Finite Automata, Regular Expressions, and Lexical Analysis

Finite Automata and Regular Expressions

A finite state machine (FSM) or finite state automaton is a mathematical model of a system. It takes a string consisting of symbols from an alphabet and determines if the string belongs to the language that the automaton recognizes.

Formally, a finite state machine can be described as a quintuple (S, Σ, T, s, A), where:

  • S: is a set of states
  • Σ: is an alphabet
  • T: is the transition function
  • s: is the initial state
  • A: is the set of final or accepting states

Forms of Representation of Finite Automata

Besides being able to represent a finite state machine through its formal definition, it can also be represented by other notations that are more convenient and sometimes more intuitive. The most common are transition tables, transition diagrams, and regular expressions.

Lexical Analyzer

The main function of the lexical analyzer is to take a sequence of characters or symbols in the alphabet of a language and place them into categories known as lexical units. These units are used by the parser to determine if what is written in the source program is grammatically correct or not. Some of the lexical units are not used by the parser but are filtered out. Examples include comments, which document the program but do not affect grammar, and blanks, which serve to provide clarity to the code.

In the terminology used in the construction of a parser, the following terms are defined:

  • Pattern: Represents the rule for a sequence of characters to be considered a certain lexical unit.
  • Lexeme: Is the actual value of a character set that satisfies a pattern.
  • Token: Is the value associated with a lexical unit and is represented as an integer.
  • Alphabet: The set of valid characters for a language.
  • Lexical Units: The categories that classify the valid strings in a language.

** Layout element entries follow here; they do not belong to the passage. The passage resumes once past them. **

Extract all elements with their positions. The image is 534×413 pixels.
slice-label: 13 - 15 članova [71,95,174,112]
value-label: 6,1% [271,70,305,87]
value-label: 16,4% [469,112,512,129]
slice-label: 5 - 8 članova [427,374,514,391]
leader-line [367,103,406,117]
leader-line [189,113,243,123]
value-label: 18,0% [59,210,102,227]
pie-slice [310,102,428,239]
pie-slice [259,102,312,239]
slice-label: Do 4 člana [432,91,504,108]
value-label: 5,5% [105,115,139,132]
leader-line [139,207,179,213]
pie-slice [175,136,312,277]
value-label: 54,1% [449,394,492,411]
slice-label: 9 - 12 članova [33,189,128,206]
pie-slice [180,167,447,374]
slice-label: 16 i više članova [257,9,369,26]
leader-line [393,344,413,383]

The Role of the Lexical Analyzer

Although the lexical analyzer is the first stage of the compilation process, it is not the component that initiates the process. Instead, it processes input and sends its results to the parser. The parser actually starts the process by requesting a token from the lexical analyzer to begin its work. During these stages, close communication is maintained with the symbol table, which contains information about the entities used in the programs.

Description of Patterns

There are three ways to describe patterns: informal description, which uses natural language to describe the behavior of the lexical rule; regular expressions; and finite automata as transition diagrams.

Transition Diagrams

A transition diagram is the graphical representation of a set of states. These states may be initial, intermediate, or final. They may also have one or more outputs to other states.

The initial states are represented by a double circle and a zero, intermediate states by a circle and a number, and final states by a double circle and the last number. States are related to each other with an arc that has a name, which is the character or set of characters that cause the transition from one state to another.

Features of Transition Diagrams

  • Each state must be reached with the same set of characters every time there is a transition.
  • Each pattern has a character selector that allows a unique way to recognize the pattern to be applied.
  • To reach an accepting state, there must be a transition on the character that breaks the pattern of the lexical unit.

Informal Descriptions of Lexical Units

  • Identifier: A letter (uppercase or lowercase) optionally followed by other letters, digits, or underscores.
  • Comments: Begin with “/*” and end with “*/”. They can contain any symbol except for the end-of-file marker.
  • EOF: Indicates the end of the file.
  • Error: Any symbol or sequence that does not comply with the previous patterns.